ISLAMABAD: The Taliban’s top military commander has been arrested in a joint

CIA-Pakistani operation in Pakistan

in a major victory against the

insurgents as US troops push into their heartland in southern Afghanistan, officials said today.

Mullah Abdul Ghani Baradar, the group’s No 2 leader behind Afghan Taliban founder Mullah Mohammad Omar and a close associate of Osama bin Laden, was captured in the southern Pakistani port city of Karachi, two Pakistani intelligence officers and a senior US official said.
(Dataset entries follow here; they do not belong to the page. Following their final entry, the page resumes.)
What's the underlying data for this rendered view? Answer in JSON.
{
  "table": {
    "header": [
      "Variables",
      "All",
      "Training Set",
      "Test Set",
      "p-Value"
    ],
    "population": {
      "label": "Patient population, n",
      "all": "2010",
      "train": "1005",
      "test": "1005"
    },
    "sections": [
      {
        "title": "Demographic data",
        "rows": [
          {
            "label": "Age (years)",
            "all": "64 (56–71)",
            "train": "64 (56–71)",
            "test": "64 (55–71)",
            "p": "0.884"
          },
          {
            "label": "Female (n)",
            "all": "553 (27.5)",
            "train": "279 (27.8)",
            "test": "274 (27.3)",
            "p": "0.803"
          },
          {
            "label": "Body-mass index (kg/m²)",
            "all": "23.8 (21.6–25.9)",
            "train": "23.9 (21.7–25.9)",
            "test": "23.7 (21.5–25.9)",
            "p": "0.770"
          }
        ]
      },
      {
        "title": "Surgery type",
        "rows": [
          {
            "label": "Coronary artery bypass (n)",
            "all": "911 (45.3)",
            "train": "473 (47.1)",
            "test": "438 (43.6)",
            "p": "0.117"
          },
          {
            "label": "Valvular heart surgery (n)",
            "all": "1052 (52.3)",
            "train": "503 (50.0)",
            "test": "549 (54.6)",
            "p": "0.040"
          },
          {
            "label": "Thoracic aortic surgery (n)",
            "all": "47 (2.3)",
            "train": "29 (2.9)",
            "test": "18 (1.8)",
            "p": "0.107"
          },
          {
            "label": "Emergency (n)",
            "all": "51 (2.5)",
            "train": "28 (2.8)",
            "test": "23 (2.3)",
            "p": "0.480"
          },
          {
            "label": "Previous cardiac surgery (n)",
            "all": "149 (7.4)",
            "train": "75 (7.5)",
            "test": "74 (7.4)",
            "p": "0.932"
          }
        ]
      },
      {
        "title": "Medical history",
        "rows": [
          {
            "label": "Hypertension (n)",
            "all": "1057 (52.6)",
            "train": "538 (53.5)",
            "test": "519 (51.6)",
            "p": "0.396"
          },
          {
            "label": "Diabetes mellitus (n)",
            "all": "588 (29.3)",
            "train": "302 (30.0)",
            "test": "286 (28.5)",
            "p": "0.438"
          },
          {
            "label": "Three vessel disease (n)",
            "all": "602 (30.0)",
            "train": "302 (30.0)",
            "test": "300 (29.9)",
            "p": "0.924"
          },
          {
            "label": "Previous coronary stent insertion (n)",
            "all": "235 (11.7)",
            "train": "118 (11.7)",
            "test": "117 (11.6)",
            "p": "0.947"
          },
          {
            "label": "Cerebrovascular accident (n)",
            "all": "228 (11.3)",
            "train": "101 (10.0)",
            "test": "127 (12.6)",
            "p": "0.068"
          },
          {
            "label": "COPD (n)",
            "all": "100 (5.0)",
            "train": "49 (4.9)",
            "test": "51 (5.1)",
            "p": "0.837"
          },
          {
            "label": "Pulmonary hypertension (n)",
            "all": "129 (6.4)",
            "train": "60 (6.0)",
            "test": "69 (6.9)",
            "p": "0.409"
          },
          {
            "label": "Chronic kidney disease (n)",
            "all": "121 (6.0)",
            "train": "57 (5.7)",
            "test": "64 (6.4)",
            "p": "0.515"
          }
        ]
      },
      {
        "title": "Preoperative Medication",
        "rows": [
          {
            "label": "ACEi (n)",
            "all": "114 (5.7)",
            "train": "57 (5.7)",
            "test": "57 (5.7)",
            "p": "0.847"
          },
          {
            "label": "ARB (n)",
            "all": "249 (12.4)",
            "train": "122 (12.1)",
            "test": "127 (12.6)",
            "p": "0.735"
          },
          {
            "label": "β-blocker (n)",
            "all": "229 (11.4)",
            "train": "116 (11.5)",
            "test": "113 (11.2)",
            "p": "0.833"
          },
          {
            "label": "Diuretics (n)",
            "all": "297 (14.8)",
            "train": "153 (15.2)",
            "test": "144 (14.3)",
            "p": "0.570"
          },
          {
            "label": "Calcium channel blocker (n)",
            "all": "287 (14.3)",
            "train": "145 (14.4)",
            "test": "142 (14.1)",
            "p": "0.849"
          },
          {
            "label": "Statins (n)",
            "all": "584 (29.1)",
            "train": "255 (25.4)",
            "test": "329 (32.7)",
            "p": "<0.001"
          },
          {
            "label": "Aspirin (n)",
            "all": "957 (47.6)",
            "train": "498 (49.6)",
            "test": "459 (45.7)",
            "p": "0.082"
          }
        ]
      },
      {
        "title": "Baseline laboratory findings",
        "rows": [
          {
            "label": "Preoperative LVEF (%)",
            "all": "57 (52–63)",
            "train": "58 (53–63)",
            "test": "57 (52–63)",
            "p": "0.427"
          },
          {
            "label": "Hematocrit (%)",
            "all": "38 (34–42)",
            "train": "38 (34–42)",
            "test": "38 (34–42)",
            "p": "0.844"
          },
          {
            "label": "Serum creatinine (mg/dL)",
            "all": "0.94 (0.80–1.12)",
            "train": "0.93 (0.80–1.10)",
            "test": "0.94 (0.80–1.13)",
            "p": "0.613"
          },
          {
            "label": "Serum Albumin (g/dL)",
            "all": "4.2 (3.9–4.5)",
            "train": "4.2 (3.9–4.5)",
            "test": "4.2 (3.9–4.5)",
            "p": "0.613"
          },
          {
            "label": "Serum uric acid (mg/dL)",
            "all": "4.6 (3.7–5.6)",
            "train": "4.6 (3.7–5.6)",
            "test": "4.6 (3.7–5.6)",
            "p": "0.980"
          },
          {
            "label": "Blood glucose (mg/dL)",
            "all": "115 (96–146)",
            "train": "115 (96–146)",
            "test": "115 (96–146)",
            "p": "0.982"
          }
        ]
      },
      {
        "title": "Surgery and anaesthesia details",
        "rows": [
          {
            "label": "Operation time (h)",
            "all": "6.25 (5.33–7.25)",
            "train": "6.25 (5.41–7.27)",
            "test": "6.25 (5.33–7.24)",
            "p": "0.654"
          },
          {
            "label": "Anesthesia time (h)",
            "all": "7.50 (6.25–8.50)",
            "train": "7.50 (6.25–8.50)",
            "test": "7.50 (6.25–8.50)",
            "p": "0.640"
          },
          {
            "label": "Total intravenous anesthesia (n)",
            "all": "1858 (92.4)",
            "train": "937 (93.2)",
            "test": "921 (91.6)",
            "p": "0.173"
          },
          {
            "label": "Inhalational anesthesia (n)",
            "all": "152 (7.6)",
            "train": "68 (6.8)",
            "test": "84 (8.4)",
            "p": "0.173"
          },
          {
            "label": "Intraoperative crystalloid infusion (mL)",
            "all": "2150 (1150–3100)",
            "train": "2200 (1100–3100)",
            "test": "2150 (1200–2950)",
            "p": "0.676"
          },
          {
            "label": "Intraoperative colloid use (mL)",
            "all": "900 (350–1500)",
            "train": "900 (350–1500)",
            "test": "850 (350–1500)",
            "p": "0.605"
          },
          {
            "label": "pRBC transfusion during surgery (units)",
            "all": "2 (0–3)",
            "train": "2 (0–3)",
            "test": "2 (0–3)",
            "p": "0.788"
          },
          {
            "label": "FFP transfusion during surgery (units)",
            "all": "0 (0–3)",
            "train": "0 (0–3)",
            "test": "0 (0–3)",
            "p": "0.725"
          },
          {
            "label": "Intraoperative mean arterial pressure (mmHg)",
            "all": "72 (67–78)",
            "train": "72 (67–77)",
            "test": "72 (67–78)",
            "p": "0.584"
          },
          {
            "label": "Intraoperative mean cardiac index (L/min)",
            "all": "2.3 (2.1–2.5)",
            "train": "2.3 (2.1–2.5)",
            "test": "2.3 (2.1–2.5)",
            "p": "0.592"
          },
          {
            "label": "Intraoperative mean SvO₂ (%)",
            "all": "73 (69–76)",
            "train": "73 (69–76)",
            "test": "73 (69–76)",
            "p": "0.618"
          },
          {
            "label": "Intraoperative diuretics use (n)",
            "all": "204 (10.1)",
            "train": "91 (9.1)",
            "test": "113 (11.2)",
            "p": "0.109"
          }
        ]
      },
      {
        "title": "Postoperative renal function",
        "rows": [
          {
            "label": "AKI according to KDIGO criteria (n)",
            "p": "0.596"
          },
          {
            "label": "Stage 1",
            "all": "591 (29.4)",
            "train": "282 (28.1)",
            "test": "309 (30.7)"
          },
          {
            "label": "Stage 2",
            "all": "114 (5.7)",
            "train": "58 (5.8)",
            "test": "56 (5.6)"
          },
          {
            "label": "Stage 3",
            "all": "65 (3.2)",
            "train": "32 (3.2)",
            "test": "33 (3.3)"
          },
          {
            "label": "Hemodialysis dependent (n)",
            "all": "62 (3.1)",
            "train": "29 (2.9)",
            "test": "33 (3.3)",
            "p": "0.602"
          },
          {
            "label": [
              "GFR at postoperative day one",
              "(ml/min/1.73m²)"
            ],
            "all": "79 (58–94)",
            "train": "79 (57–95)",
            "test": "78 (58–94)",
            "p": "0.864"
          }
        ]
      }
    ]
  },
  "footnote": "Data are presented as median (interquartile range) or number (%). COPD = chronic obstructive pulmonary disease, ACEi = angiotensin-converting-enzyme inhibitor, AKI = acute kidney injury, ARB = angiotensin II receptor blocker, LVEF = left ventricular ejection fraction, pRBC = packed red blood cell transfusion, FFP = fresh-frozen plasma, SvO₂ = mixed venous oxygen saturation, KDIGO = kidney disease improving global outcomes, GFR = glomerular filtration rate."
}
They spoke on condition of anonymity because they were not authorised to release such sensitive information.

One Pakistani officer said Baradar was arrested 10 days ago with the assistance of the United States and “was talking” to his interrogators. Baradar is the most senior Afghan Taliban leader arrested since the beginning of the Afghan war in 2001 following the Sept 11 terror attacks in the United States.

Baradar heads the Taliban’s military council and was elevated in the body after the 2006 death of military chief Mullah Akhtar Mohammed Usmani. He is known to coordinate the movement’s military operations throughout the south and southwest of Afghanistan. His area of direct responsibility stretches over Kandahar, Helmand, Nimroz, Zabul and Uruzgan provinces. According to Interpol, Baradar was the deputy defence minister in the Taliban regime that ruled Afghanistan until it was ousted in the 2001 U.S.-led invasion.

A Taliban spokesman in Afghanistan told The Associated Press that Baradar was still free, though he did not provide any evidence.